Ed è andata proprio così, anche se Jean-Claude Izzo, libraio, bibliotecario, venditore di carabattole nei mercatini delle pulci, poi giornalista, poeta e romanziere non ha fatto in tempo a vedere completato il grande progetto che detestava, il progetto contro cui ha scritto la sua trilogia ma anche un altro romanzo, Il sole dei morenti. Oggi Marsiglia è moderna, mentre di Izzo, scomparso nel 2000, ci rimangono soltanto quattro romanzi e alcuni racconti.

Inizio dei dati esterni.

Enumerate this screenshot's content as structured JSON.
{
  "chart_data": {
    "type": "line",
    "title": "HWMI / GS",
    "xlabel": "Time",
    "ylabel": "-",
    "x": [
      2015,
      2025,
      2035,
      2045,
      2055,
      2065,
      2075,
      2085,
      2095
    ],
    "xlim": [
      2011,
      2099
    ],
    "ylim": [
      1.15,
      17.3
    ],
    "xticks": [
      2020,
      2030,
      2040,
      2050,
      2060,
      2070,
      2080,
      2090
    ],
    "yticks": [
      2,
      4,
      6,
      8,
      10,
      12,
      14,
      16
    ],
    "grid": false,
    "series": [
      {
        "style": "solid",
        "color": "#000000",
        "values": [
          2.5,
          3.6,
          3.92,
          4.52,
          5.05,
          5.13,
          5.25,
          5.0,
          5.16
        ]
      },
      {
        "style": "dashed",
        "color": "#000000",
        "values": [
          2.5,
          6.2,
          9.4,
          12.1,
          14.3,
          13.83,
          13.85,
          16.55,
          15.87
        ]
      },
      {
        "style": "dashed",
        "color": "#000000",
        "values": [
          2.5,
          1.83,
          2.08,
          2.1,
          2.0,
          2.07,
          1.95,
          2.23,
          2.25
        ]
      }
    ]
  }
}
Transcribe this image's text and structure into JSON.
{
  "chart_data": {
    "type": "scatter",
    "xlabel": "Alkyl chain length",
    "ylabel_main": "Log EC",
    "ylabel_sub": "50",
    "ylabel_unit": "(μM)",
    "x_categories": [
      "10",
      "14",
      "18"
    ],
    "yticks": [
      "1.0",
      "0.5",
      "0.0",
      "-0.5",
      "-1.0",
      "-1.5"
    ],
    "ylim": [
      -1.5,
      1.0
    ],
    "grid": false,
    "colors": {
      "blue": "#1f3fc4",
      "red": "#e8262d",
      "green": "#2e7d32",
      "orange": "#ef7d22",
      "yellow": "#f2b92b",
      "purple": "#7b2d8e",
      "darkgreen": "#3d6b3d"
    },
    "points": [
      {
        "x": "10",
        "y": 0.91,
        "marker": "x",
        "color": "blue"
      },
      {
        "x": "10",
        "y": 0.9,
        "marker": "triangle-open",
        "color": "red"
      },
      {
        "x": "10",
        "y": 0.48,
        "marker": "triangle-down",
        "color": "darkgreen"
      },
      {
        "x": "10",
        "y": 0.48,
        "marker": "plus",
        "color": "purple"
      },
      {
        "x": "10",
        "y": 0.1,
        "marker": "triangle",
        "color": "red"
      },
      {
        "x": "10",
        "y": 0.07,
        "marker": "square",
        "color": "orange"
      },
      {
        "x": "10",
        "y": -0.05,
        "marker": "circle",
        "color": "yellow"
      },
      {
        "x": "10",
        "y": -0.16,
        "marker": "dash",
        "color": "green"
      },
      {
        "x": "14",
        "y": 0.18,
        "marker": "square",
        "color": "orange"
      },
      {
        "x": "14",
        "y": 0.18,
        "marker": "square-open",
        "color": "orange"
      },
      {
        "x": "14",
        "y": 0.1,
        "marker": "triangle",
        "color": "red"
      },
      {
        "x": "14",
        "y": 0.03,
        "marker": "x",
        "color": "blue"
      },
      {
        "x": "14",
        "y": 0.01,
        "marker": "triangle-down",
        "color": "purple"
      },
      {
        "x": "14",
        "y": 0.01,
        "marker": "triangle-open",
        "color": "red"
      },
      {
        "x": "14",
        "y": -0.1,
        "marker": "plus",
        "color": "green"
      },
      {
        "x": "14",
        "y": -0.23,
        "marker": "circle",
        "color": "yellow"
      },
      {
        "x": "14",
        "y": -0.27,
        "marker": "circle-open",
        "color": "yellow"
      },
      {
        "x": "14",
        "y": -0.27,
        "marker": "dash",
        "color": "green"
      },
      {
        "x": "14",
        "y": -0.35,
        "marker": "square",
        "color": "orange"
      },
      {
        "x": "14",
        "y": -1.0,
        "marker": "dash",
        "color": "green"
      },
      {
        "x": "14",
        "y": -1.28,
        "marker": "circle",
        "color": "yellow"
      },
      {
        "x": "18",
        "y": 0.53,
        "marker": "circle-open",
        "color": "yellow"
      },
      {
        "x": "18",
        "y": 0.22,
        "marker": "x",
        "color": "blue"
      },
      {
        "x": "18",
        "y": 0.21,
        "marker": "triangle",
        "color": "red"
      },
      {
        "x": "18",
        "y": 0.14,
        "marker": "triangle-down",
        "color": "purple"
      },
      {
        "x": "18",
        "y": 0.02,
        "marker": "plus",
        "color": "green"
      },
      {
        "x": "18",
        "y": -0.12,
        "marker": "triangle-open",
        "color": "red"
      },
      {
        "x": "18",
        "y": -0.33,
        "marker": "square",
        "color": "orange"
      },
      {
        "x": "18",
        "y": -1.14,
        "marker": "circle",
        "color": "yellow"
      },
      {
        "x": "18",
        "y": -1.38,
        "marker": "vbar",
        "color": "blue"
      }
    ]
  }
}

Fabio Montale, l’alter ego del protagonista, potrebbe essere una figura di cartone, un’ombra sovrapposta a un collage di articoli di giornale, se non fosse il più romantico degli investigatori del Mediterraneo. Cuore spezzato dalla compagna che lo aveva abbandonato, Lole, si innamora di ogni bella donna che incontra perché l’amore e l’amicizia sono le uniche cose che lo fanno sentire vivo in un mondo senza speranza. Ama mangiare le triglie in compagnia di due anziani vicini, Fonfon e Honorine, non ha nemmeno una pistola, salvo quella di un amico morto che si farà dare, troppo tardi, in vista della resa dei conti con un killer mafioso.

Charitos, Brunetti, Petra Delicado indagano, Fabio Montale essenzialmente cerca di sfuggire ai killer che lo inseguono e di vendicare gli amici uccisi per colpa sua. La mafia italiana è sempre presente, sono i suoi killer a gestire, praticamente alla luce del sole, gli affari sporchi degli speculatori francesi. Montale è solo contro il mondo intero, con una bottiglia di Lagavulin e il jazz che lo accompagna nei giri in macchina (il titolo Solea è viene da un indimenticabile pezzo di Miles Davis), un personaggio molto più vicino a Philip Marlowe di Raymond Chandler che a Pepe Carvalho di Vázquez Montálban. Ma proprio la sua ingenuità, la sua tristezza, il suo romanticismo hanno conquistato milioni di lettori in tutto il mondo. E’ un eroe dei perdenti, che non lo dimenticheranno, come non si dimentica il colonnello Aureliano Buendia di García Márquez.